You first step to getting a great letter of recommendation is to identify the right recommender. While it’s tempting to ask the most important person you know, it is sometimes better to ask somebody who might be less well-known or in a less prestigious position, simply because that person might know you better and be able to deliver a more personal, detailed review of your character.
Don’t Rush It
While it’s not uncommon for highschool seniors to scramble at the last minute to get out important documents and complete the application process, it’s important not to rush this part of the process. We recommend that students as young as junior high begin now to cultivate close relationships with mentors, coaches, teaches, and others who can later speak to the student’s character.
When you do ask, make sure you give your potential recommender the opportunity to decline if he or she feels a positive reference can’t be given. There’s nothing worse than a negative or less-than-glowing letter of recommendation!
To help avoid this, ask your potential recommender, “would you feel comfortable giving me a strong, glowing letter of recommendation?” If he or she says no, you can thank that person graciously and move on!
Make sure you give your recommender 10-12 weeks to complete the letter; this means you’ll have to plan far in advance, which is an important part of the scholarship application process.
We recommend paying careful attention to the calendar and keeping detailed notes of which applications are pending and which have been submitted. Keeping folders full of documentation for each scholarship is a great technique to help you stay organized.
Wow the Committee With a Great Personal Essay or Letter
Most scholarship applications require some kind of essay or letter that’s under 1,000 words. This is often applicant’s least favorite part of the process, but it doesn’t need to be. Instead, think of it as an opportunity to reveal to the judges what the numbers on the application won’t: who you are, why you make a difference to the community around you, and your hopes and dreams for the future.
Plus, the personal letter is an opportunity to explain extenuating circumstances, such as why you had a bad year your freshman year of highschool.

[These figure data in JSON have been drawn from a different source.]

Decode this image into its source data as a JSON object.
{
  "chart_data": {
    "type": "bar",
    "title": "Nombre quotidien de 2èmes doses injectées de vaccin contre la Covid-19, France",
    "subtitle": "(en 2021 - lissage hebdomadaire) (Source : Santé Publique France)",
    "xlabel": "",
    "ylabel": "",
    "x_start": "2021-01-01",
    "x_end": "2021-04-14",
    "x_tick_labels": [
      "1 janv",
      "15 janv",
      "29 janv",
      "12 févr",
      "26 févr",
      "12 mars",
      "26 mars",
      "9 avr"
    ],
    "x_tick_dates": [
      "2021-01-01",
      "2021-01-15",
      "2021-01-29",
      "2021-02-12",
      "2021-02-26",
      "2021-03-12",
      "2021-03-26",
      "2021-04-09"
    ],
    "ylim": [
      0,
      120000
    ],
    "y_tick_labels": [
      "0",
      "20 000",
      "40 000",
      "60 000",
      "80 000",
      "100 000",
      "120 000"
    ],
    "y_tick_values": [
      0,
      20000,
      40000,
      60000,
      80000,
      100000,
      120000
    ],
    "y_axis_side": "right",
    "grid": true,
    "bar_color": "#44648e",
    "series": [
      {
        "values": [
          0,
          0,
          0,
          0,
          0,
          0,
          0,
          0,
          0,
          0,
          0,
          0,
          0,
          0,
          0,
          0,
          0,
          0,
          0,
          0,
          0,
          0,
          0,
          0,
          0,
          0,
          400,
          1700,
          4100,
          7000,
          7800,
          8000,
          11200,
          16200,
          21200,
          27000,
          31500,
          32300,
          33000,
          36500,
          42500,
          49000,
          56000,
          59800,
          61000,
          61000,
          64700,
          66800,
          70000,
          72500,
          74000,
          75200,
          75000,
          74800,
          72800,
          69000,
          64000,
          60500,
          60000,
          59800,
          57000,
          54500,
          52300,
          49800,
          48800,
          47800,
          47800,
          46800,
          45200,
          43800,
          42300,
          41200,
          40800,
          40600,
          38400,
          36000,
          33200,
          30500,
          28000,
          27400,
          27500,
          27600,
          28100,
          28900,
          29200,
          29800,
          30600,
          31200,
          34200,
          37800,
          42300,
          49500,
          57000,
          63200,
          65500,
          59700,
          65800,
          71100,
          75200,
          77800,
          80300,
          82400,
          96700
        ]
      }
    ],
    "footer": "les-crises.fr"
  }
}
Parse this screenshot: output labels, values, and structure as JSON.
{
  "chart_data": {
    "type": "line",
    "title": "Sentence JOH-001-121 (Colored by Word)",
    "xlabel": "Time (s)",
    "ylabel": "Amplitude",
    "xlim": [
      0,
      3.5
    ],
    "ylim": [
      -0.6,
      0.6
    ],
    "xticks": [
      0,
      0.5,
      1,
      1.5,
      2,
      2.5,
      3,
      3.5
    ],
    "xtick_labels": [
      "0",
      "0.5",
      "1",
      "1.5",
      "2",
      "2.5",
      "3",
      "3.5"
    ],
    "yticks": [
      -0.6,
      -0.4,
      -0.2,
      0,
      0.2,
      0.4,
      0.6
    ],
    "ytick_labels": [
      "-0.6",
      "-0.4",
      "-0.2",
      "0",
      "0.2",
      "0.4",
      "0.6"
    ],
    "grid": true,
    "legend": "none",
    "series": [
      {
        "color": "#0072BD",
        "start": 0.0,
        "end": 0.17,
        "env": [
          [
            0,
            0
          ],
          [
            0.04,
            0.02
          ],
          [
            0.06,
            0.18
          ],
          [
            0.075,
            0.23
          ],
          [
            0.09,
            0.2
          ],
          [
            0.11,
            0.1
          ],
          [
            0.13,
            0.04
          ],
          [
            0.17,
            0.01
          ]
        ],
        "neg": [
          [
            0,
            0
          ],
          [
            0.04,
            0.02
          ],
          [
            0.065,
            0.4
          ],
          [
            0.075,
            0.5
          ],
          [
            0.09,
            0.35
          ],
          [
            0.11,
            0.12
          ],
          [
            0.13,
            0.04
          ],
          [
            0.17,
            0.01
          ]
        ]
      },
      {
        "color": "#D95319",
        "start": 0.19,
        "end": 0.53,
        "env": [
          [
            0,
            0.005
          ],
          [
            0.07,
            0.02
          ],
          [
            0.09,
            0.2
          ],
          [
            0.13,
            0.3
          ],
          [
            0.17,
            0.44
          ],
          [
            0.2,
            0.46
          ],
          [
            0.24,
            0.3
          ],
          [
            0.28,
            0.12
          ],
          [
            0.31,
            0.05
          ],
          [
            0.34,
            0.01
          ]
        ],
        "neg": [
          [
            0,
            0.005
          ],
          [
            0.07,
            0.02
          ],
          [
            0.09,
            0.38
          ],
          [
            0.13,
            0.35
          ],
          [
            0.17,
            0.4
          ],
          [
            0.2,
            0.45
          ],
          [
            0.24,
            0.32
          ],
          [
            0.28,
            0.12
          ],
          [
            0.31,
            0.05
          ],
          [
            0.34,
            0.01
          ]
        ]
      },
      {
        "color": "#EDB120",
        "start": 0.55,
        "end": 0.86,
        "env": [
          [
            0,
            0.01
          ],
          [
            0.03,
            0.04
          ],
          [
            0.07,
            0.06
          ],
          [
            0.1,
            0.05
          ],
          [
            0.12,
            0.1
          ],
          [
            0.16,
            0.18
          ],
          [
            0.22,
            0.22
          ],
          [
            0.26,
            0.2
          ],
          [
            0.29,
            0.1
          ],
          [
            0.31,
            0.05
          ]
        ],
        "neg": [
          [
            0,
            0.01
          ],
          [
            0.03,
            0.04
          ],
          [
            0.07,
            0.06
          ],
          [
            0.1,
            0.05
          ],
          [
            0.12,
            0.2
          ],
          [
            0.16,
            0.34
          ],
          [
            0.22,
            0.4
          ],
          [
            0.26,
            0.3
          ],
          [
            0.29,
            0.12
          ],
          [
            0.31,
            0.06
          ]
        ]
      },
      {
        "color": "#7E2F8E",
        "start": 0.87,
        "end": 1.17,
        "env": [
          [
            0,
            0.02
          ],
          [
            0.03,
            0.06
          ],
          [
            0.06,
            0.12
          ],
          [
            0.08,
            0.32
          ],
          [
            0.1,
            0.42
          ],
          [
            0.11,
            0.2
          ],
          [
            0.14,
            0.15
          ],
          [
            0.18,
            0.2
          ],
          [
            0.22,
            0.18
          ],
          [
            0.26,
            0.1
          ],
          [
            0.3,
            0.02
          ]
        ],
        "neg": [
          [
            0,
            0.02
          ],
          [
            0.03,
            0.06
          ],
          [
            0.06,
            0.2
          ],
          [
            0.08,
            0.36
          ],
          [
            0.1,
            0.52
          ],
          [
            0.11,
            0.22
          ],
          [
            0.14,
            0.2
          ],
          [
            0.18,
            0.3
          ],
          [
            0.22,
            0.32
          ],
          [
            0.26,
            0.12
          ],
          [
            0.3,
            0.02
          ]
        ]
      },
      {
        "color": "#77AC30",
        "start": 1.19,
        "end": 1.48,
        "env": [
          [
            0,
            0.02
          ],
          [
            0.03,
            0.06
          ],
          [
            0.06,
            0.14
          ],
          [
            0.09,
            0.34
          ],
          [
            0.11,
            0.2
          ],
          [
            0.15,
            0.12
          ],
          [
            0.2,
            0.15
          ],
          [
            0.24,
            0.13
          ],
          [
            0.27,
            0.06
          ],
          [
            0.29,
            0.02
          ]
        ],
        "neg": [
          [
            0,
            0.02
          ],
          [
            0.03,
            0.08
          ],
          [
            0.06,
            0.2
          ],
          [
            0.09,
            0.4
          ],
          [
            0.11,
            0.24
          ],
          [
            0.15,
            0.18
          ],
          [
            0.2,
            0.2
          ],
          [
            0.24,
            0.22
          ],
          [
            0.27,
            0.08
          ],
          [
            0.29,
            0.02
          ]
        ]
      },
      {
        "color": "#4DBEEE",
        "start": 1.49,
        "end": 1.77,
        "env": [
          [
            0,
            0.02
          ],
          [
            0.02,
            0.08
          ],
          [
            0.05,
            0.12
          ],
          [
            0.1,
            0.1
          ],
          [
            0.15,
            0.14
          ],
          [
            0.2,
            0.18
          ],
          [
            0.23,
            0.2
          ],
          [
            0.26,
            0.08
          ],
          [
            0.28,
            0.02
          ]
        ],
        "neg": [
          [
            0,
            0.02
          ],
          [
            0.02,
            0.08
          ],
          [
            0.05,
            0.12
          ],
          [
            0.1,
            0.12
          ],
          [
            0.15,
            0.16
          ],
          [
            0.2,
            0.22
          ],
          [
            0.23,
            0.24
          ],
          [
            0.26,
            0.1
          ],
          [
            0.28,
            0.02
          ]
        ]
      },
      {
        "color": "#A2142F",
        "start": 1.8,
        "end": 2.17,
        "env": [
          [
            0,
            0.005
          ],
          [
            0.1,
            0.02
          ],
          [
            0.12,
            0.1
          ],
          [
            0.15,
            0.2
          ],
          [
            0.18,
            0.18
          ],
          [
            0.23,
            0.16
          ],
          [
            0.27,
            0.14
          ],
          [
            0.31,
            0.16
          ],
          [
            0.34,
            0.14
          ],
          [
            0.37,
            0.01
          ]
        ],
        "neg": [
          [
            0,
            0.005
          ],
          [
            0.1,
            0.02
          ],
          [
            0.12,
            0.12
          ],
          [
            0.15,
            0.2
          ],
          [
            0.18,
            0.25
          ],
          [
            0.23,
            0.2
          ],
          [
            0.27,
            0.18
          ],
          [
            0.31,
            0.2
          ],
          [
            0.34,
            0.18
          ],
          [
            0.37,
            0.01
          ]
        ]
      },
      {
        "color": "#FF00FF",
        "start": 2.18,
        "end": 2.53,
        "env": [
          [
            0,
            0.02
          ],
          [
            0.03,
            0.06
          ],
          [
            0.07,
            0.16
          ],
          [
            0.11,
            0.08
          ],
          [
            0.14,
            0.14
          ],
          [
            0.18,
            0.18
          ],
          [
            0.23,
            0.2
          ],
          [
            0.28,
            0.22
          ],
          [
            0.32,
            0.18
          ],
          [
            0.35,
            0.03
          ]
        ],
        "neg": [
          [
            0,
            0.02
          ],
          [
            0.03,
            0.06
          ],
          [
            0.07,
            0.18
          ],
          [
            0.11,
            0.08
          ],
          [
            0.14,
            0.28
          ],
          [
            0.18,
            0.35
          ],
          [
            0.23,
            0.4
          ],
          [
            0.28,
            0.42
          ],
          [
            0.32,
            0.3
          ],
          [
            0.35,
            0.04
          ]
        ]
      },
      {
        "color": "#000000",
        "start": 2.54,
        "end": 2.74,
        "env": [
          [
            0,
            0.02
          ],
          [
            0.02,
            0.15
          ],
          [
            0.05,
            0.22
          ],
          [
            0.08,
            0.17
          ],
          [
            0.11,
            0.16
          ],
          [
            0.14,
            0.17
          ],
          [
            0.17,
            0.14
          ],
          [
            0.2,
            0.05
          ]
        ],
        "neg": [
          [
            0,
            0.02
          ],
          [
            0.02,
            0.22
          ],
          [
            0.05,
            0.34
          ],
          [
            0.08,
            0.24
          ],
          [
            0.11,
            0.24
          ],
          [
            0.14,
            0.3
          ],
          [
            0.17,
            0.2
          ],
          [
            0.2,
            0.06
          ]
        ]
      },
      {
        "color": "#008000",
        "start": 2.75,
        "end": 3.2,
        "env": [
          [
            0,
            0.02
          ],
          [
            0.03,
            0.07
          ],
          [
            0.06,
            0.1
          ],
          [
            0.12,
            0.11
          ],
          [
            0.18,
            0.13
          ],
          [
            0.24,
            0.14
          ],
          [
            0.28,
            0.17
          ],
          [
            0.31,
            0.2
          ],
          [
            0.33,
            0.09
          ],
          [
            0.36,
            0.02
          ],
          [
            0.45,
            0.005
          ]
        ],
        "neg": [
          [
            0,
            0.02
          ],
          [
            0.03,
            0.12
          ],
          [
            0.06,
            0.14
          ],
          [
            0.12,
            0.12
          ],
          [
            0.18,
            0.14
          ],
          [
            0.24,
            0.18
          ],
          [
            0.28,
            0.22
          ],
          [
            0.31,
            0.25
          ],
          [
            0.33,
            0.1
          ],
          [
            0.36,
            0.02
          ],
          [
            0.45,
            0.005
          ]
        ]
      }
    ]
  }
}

Community Involvement, Extracurriculars, and Leadership
One of the things the selection committee will want to know is whether or not their selected applicants are contributing members to society--especially, to the Michigan community. Being able to demonstrate your active participation and leadership in sports, local service opportunities, or after-school clubs helps them to see how you’re able to learn from other people and be a leader.
Make sure you’re descriptive. Instead of saying, for example, that you ran for student government in high school, explain that you wanted to run to be a student voice for healthier food options in the cafeteria, and so you talked to other students, researched other options, met with the principle, and presented a plan as part of your running strategy.
Keep in mind that quality is usually more important than quantity. While the selection committee wants to know that you’re well-rounded and not just about academics, it’s better to be deeply involved in one or two organizations or projects rather than so many organizations that you can barely find time to attend all the meetings.
Don’t Disqualify Yourself
It’s not uncommon for students to believe that only the presidents of the student body who have perfect GPAs get scholarships; that’s just not the case! There are countless dollars available for students like yourself, so do your homework and work hard to put together a cohesive application that demonstrates your value as a future student.
Our final piece of advice as you apply for a Michigan Competitive Scholarship? We have just six words for you: proof read, proof read, proof read. Get at least one or two sharp sets of eyes to double-check your application for typos, incorrect grammar, and readability.
Most of all, good luck! Michigan is filled with great colleges, and the Michigan Competitive Scholarship is a terrific opportunity to fund your future dreams.